An in-depth analysis of data from the TheraP trial has shown that men who had high levels of PSMA (Prostate Specific Membrane Antigen) - a protein found on the surface of prostate cancer cells - were highly likely to respond successfully to Lu-PSMA radionuclide therapy.

Lu-PSMA is a unique therapy that works by ‘mapping’ the prostate cancer cells using a PET scan, and then treating them with a radioactive substance called Lutetium-177.

Unlike conventional chemotherapy, Lu-PSMA therapy can destroy cancer cells, while minimising damage to surrounding tissue.

" We are very grateful to our Mo community whose generous support allows us to fund cutting-edge research which makes a real difference to the lives of the men we serve. "
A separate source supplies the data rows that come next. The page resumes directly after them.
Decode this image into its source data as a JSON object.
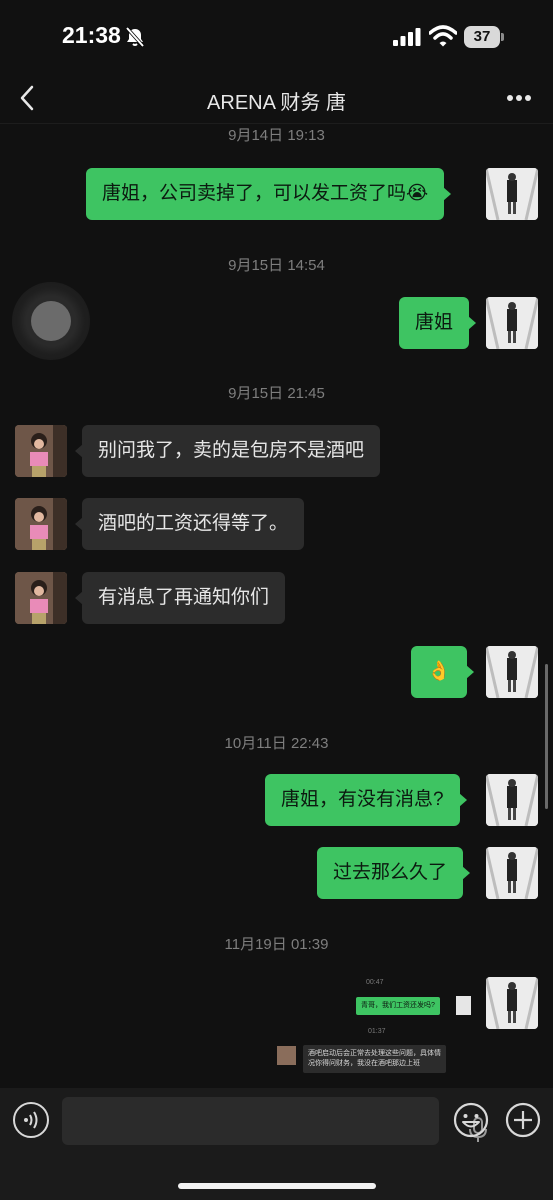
{
  "status_bar": {
    "time": "21:38",
    "battery": "37",
    "icons": [
      "bell-slash-icon",
      "signal-icon",
      "wifi-icon",
      "battery-icon"
    ]
  },
  "header": {
    "back_icon": "chevron-left-icon",
    "title": "ARENA 财务 唐",
    "more_icon": "ellipsis-icon"
  },
  "messages": {
    "ts1": "9月14日 19:13",
    "m1": "唐姐，公司卖掉了，可以发工资了吗😭",
    "ts2": "9月15日 14:54",
    "m2": "唐姐",
    "ts3": "9月15日 21:45",
    "m3": "别问我了，卖的是包房不是酒吧",
    "m4": "酒吧的工资还得等了。",
    "m5": "有消息了再通知你们",
    "m6": "👌",
    "ts4": "10月11日 22:43",
    "m7": "唐姐，有没有消息?",
    "m8": "过去那么久了",
    "ts5": "11月19日 01:39"
  },
  "screenshot_message": {
    "time1": "00:47",
    "sent": "青哥，我们工资还发吗?",
    "time2": "01:37",
    "reply": "酒吧启动后会正常去处理这些问题，具体情况你得问财务，我没在酒吧那边上班"
  },
  "input_bar": {
    "voice_icon": "voice-icon",
    "mic_icon": "microphone-icon",
    "emoji_icon": "emoji-icon",
    "plus_icon": "plus-icon"
  },
  "colors": {
    "background": "#111111",
    "outgoing_bubble": "#3ec462",
    "incoming_bubble": "#2c2c2c",
    "timestamp": "#7e7e7e"
  }
}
Study chair Professor Michael Hofman of the Peter MacCallum Cancer Centre in Melbourne, who tested the treatment in a trial of 200 men, said: “On average, the men on the trial did better with Lu-PSMA therapy compared with cabazitaxel (a type of chemotherapy).

“However, the odds of responding to Lu-PSMA vs cabazitaxel were 12 times higher if the men had high levels of PSMA expression, compared with men who had low PSMA expression. This demonstrates that PSMA PET scans are a very reliable and highly effective biomarker (test) for response to Lu-PSMA therapy.”

He added: “We now have a whole range of treatment options for men with metastatic prostate cancer from cabazitaxel to olaparib, pembrolizumab and now Lu-PSMA. Using PSMA PET scans as imaging biomarkers is going to be critical in the move towards more personalised care and enable clinicians to select the best treatment for their patients.”

Dr Sarah Hsiao, Director of Biomedical Research at Movember, said:

“Deciding which treatment to give can be a very complex decision. If the use of PSMA PET scans as predictive biomarkers for Lu-PSMA can be validated, this would give clinicians greater certainty and confidence that they have selected the right for the right man in the fight against advanced prostate cancer.”

“We are very grateful to our Mo community whose generous support allows us to fund cutting-edge research which makes a real difference to the lives of the men we serve."

The analysis also showed that men who had a high volume of disease on an FDG PET scan had a worse prognosis, regardless of whether they had chemotherapy or Lu-PSMA therapy.

The findings were presented at the American Society of Clinical Oncology Genitourinary Cancers Symposium 2022 meeting in San Francisco, California.

TheraP (ANZUP 1603) is a partnership between ANZUP Cancer Trials Group and the Prostate Cancer Foundation of Australia (PCFA) with support from the Australian Nuclear Science and Technology Organisation (ANSTO), the Australasian Radiopharmaceutical Trials Network (ARTnet), Endocyte Inc, a Novartis company, It’s a Bloke Thing, Movember and CAN4CANCER and The University of Sydney NHMRC Clinical Trials Centre providing central study coordination.